Many private companies are going public through SPACs. In 2020, SPACs have raised as much cash as they did over the past decade. Two-thirds of this amount was raised just in the past three months.
This reality has been subject to some contention. There are certain advantages in a SPAC, ranging from guaranteed price to speed, but the approach also has its challenges.
Are SPACs here to stay? History may have some answers. Let's explore.
What is a SPAC?
A special purpose acquisition company (SPAC) is a type of cash shell, a company with no operations but a lot of cash. The idea is that the SPAC goes public via an IPO, with nothing but a large bank account, with which it will acquire a private company and merge with it ("reverse merger"), thereby effectively taking the private company public without the private company having to jump through all the regulatory hoops of an IPO themselves.
SPACs have two years to look for a private company to merge with. The shares are redeemable at the time of the proposed merger, so if SPAC investors refuse the merger they can get back their full investment in addition to a high return.
SPACs became especially popular in the US before the 2008 financial crisis. Private firms use SPACs as an alternative route to get listed, particularly when the markets are volatile and IPO activity is weak.
Standard reverse mergers versus SPACs
Also referred to as reverse takeovers, reverse mergers are a way for private companies to go public without going through an IPO.
As Ivana Naumovska explains, a standard reverse merger involves a private company merging with a listed empty shell to go public.

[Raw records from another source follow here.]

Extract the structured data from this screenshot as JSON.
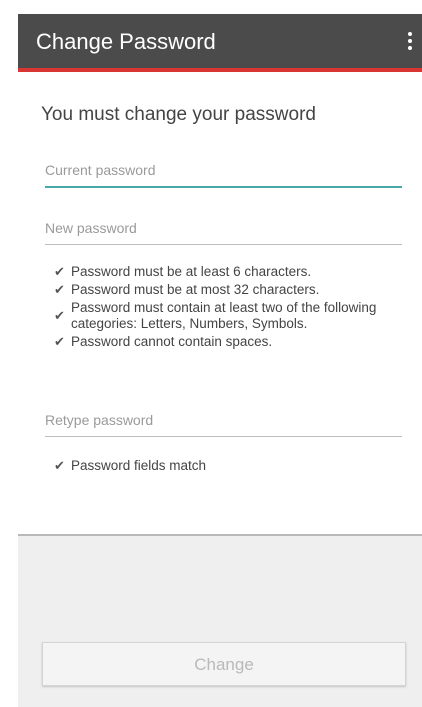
{
  "app_bar": {
    "title": "Change Password",
    "menu_icon": "more-vert-icon"
  },
  "form": {
    "heading": "You must change your password",
    "current_password": {
      "value": "",
      "placeholder": "Current password"
    },
    "new_password": {
      "value": "",
      "placeholder": "New password"
    },
    "rules": [
      {
        "text": "Password must be at least 6 characters.",
        "met": true
      },
      {
        "text": "Password must be at most 32 characters.",
        "met": true
      },
      {
        "text": "Password must contain at least two of the following categories: Letters, Numbers, Symbols.",
        "met": true
      },
      {
        "text": "Password cannot contain spaces.",
        "met": true
      }
    ],
    "retype_password": {
      "value": "",
      "placeholder": "Retype password"
    },
    "match_rules": [
      {
        "text": "Password fields match",
        "met": true
      }
    ],
    "check_glyph": "✔"
  },
  "actions": {
    "change_label": "Change",
    "change_enabled": false
  },
  "colors": {
    "app_bar": "#4b4b4b",
    "accent_line": "#d93633",
    "focus_underline": "#4aa9a5",
    "disabled_text": "#b9b9b9"
  }
}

In cases like these, the shell is usually a leftover of a previously operational public company. With SPACs, the only difference is that the shell company is a proactive party that "hunts for private targets."

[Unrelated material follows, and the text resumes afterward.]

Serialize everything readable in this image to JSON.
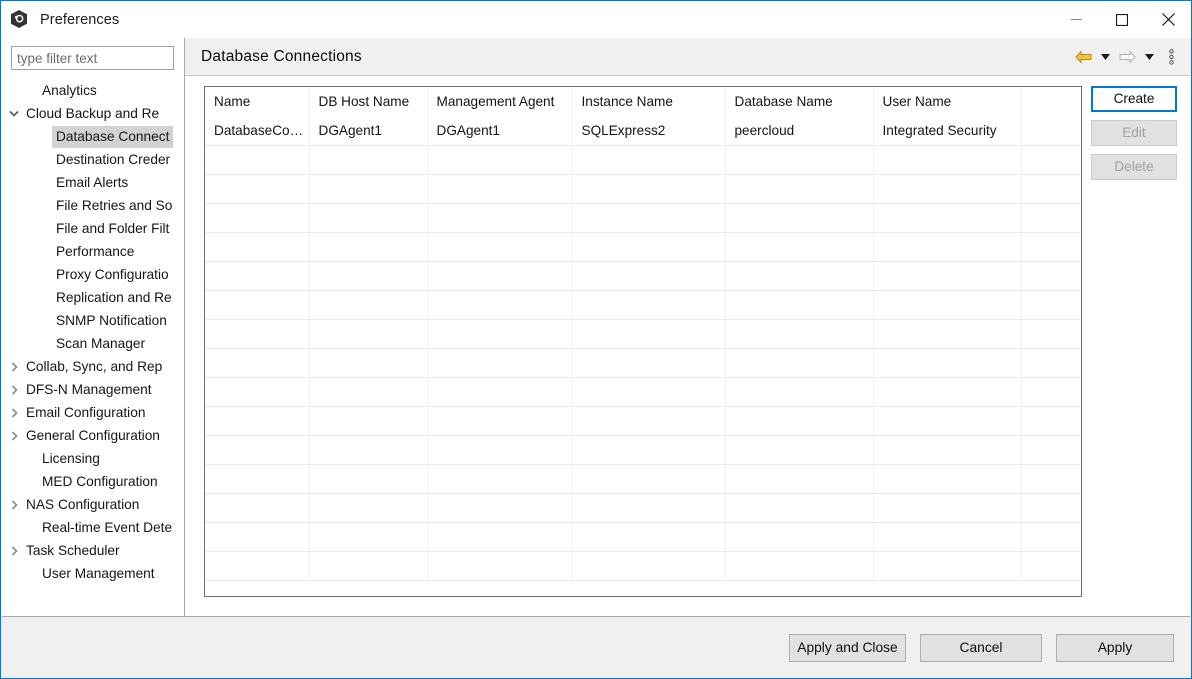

Reverse mergers have existed for decades. They’ve surged in the 2000s and peaked in 2010, before bursting in 2011.
Ivana suggests that this particular dynamic that was present during the bust of the reverse mergers almost ten years ago is re-emerging in current SPACs; this is demonstrated through the frenzied growth, as well as regulatory concerns over the quality of targets.
The challenge with reverse mergers
Reverse mergers are certainly a less costly and less time-consuming alternative. So what's the rub?
Reverse mergers (incl SPACs) are a way to avoid regulatory scrutiny and invites fraud, like we saw with Nikola.
Reverse mergers have also severely underperformed historically. Of 107 SPACs that have gone public since 2015, the return on the common stock has been a loss of 1.4%. (As a comparison, the average return of companies going public via IPO during the same period was 49%.) Similarly, the current SPAC boom could be detrimental, especially for those retail investors who don’t fully understand the risks. As Howard Schilit, head of accounting at Schilit Forensics puts it, SPACs are highly speculative and shouldn’t be sold to investors at an early stage.
SPAC burst? No so fast
Financial experts warn that the SPAC frenzy could end badly for the investing public. ASahm Adrangi, founder and CIO at Kerrisdale Capital Management, many people have made money with SPACs and they don’t realize it’s not sustainable.
With all that said, a $1.9T stimulus, low-interest rates, sky-high valuations, and $2T in additional consumer savings from the pandemic that will be unlocked as normalcy returns, the SPACs bubble won’t burst soon. The stock market reflects sentiment. (Increasingly, it is hard to say exactly whose sentiment.) And the sentiment is strong!
The SPAC boom is likely not sustainable in the long term. But with strong economic growth, powerful labor market, low interest rates, and high valuations, the markets will likely continue to overlook the negative outlooks, high risks, and poor historical returns.
But that's what's fun about our merry technology ecosystem—unpredictable, uncertain rollercoasters. Rather than guessing with SPACs will tank, we should likely investigate new ways to insulate ourselves, our businesses, and our funds from ever-pervasive uncertainty.